Cabbage may seem to belong from the same family as leaf lettuce, which works as a good companion plant for the tomatoes. However, cabbages do the exact opposite. Cabbage goes under a different family of cruciferous vegetables, Brassica or cabbage family. On the other hand, leaf lettuce falls under the category of leafy greens with arugula and spinach.

Under the same cabbage family, these members are not suitable with tomatoes: broccoli, Brussel sprouts, kale, cauliflower, rutabaga, turnip, and kohlrabi. Companion planting cabbage with tomatoes and these vegetables won’t do any good however, there exist some plants that love cabbages such as: beets, celery, onions, bush beans, marigold, nasturtium and a few strong herbs.

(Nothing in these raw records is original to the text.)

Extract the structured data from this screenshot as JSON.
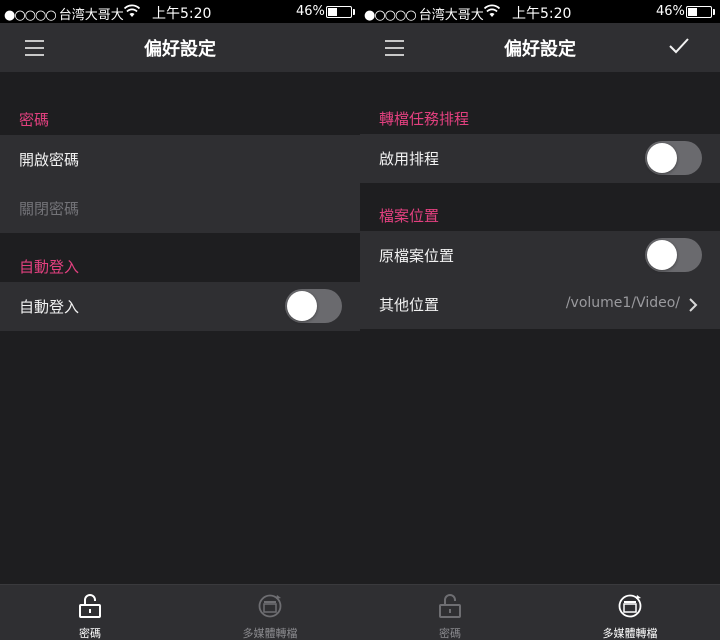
{
  "status_bar": {
    "carrier": "台湾大哥大",
    "time": "上午5:20",
    "battery": "46%",
    "battery_level": 0.46
  },
  "left_screen": {
    "title": "偏好設定",
    "section_password": {
      "header": "密碼"
    },
    "row_enable_password": {
      "label": "開啟密碼"
    },
    "row_disable_password": {
      "label": "關閉密碼"
    },
    "section_autologin": {
      "header": "自動登入"
    },
    "row_autologin": {
      "label": "自動登入",
      "toggle_on": false
    }
  },
  "right_screen": {
    "title": "偏好設定",
    "section_schedule": {
      "header": "轉檔任務排程"
    },
    "row_enable_schedule": {
      "label": "啟用排程",
      "toggle_on": false
    },
    "section_location": {
      "header": "檔案位置"
    },
    "row_original_location": {
      "label": "原檔案位置",
      "toggle_on": false
    },
    "row_other_location": {
      "label": "其他位置",
      "value": "/volume1/Video/"
    }
  },
  "tab_bar": {
    "tab_password": {
      "label": "密碼"
    },
    "tab_transcode": {
      "label": "多媒體轉檔"
    }
  },
  "left_active_tab": "tab_password",
  "right_active_tab": "tab_transcode",
  "colors": {
    "accent_pink": "#e2407f",
    "row_bg": "#2f2f32",
    "page_bg": "#1e1e20"
  }
}
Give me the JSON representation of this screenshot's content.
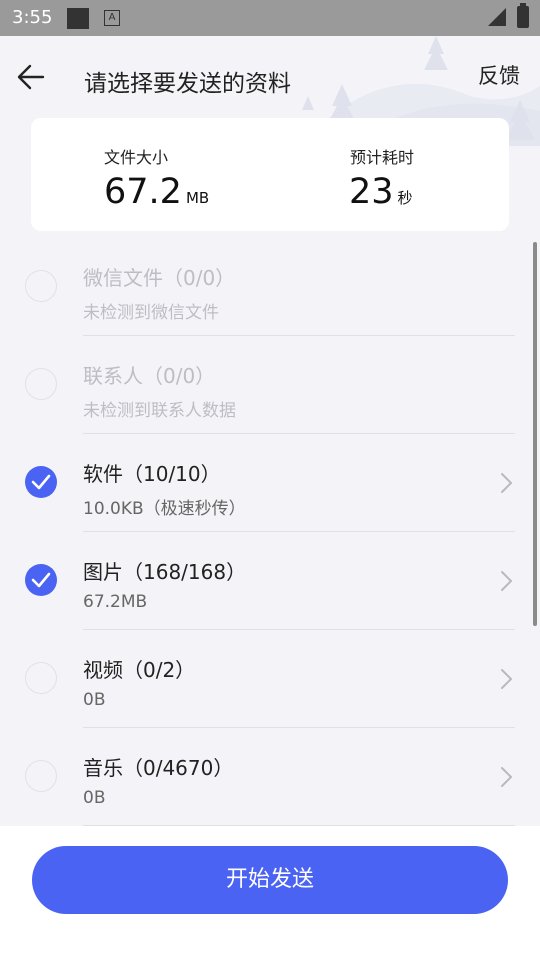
{
  "status_bar": {
    "time": "3:55",
    "notification_letter": "A"
  },
  "header": {
    "title": "请选择要发送的资料",
    "feedback_label": "反馈"
  },
  "summary": {
    "size_label": "文件大小",
    "size_value": "67.2",
    "size_unit": "MB",
    "time_label": "预计耗时",
    "time_value": "23",
    "time_unit": "秒"
  },
  "items": [
    {
      "name": "微信文件",
      "count": "（0/0）",
      "sub": "未检测到微信文件",
      "checked": false,
      "disabled": true
    },
    {
      "name": "联系人",
      "count": "（0/0）",
      "sub": "未检测到联系人数据",
      "checked": false,
      "disabled": true
    },
    {
      "name": "软件",
      "count": "（10/10）",
      "sub": "10.0KB（极速秒传）",
      "checked": true,
      "disabled": false
    },
    {
      "name": "图片",
      "count": "（168/168）",
      "sub": "67.2MB",
      "checked": true,
      "disabled": false
    },
    {
      "name": "视频",
      "count": "（0/2）",
      "sub": "0B",
      "checked": false,
      "disabled": false
    },
    {
      "name": "音乐",
      "count": "（0/4670）",
      "sub": "0B",
      "checked": false,
      "disabled": false
    }
  ],
  "footer": {
    "send_label": "开始发送"
  },
  "colors": {
    "accent": "#4a63f3",
    "background": "#f4f4f8"
  }
}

If you already planted cabbage and tomatoes together in your garden, avoid the latter from severely shading the cabbages. They should stay a few feet away to avoid the tomato roots from reaching the cabbage. Apart from this, cabbages get most benefits from tomatoes. The tomato plant can drive away moth larvae and caterpillars that feed on the leaves of cabbages.

Avoid Corn, and others

Corn planted with tomatoes spells a huge disaster. When it comes to pests, corn worms are no different to what gardeners call the tomato hornworm. As it attracts more of these tomato hornworm, putting the two plants together in one setting will kill them two times faster.

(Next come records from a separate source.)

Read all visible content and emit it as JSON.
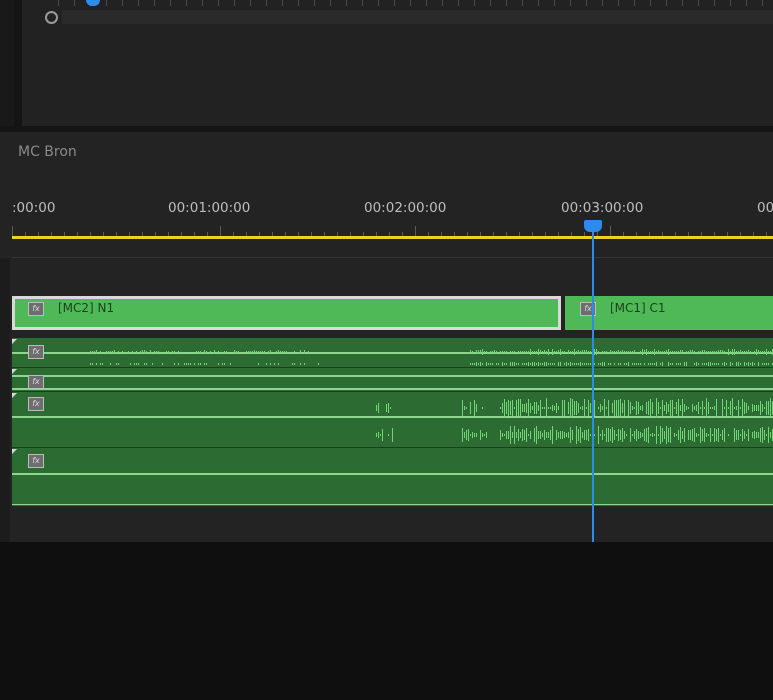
{
  "sequence": {
    "name": "MC Bron"
  },
  "ruler": {
    "timecodes": [
      ":00:00",
      "00:01:00:00",
      "00:02:00:00",
      "00:03:00:00",
      "00"
    ],
    "playhead_timecode": "00:03:00:00"
  },
  "clips": {
    "video": [
      {
        "label": "[MC2] N1",
        "fx": "fx",
        "selected": true
      },
      {
        "label": "[MC1] C1",
        "fx": "fx",
        "selected": false
      }
    ],
    "audio": [
      {
        "fx": "fx"
      },
      {
        "fx": "fx"
      },
      {
        "fx": "fx"
      },
      {
        "fx": "fx"
      }
    ]
  },
  "colors": {
    "clip_green": "#4fb957",
    "audio_green": "#2c6b32",
    "waveform": "#72d476",
    "playhead": "#2d8ceb",
    "work_area": "#e6d61f"
  },
  "icons": [
    "fx-badge-icon",
    "playhead-icon",
    "zoom-handle-icon"
  ]
}
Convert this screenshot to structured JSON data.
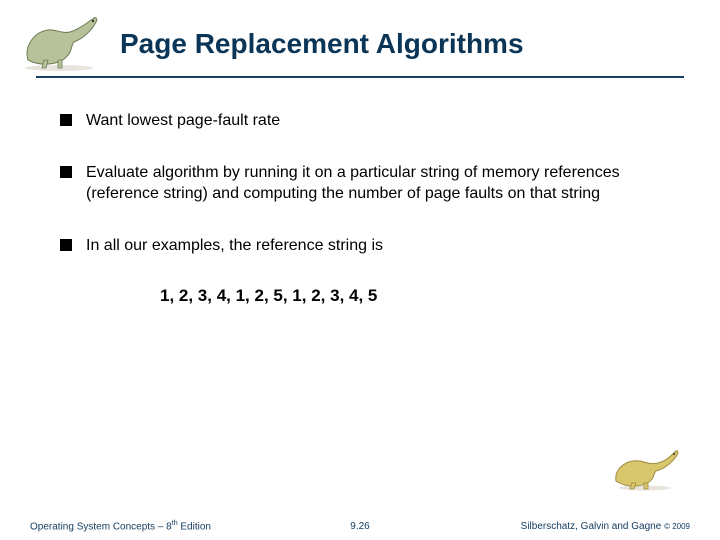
{
  "title": "Page Replacement Algorithms",
  "bullets": [
    "Want lowest page-fault rate",
    "Evaluate algorithm by running it on a particular string of memory references (reference string) and computing the number of page faults on that string",
    "In all our examples, the reference string is"
  ],
  "reference_string": "1, 2, 3, 4, 1, 2, 5, 1, 2, 3, 4, 5",
  "footer": {
    "left_prefix": "Operating System Concepts – 8",
    "left_ord": "th",
    "left_suffix": " Edition",
    "center": "9.26",
    "right_prefix": "Silberschatz, Galvin and Gagne ",
    "right_copy": "© 2009"
  }
}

Although the young dills may help protect the tomato plant from tomato hornworms, planting a mature dill nearby inhibits the growth of the tomato. Make sure to keep a good distance between the seed of dills and tomatoes in your garden when planting.

Eggplants and potatoes do not work good with the tomato plant if these plants sit very close to each other. Early and late blight will accumulate in the garden soil making it an unhealthy soil for different plants in the years to come.

Apart from the dill plant, fennel also stunts the growth of the tomato plant. On the other hand, walnuts promote the same effect with its allelopathic element experts call juglone. This chemical causes walnut wilt, a disease making tomatoes sick, causing it to wilt and die. Other plants containing juglone includes English walnut, Persian walnut, black walnut, hickory, pecan, and butternut.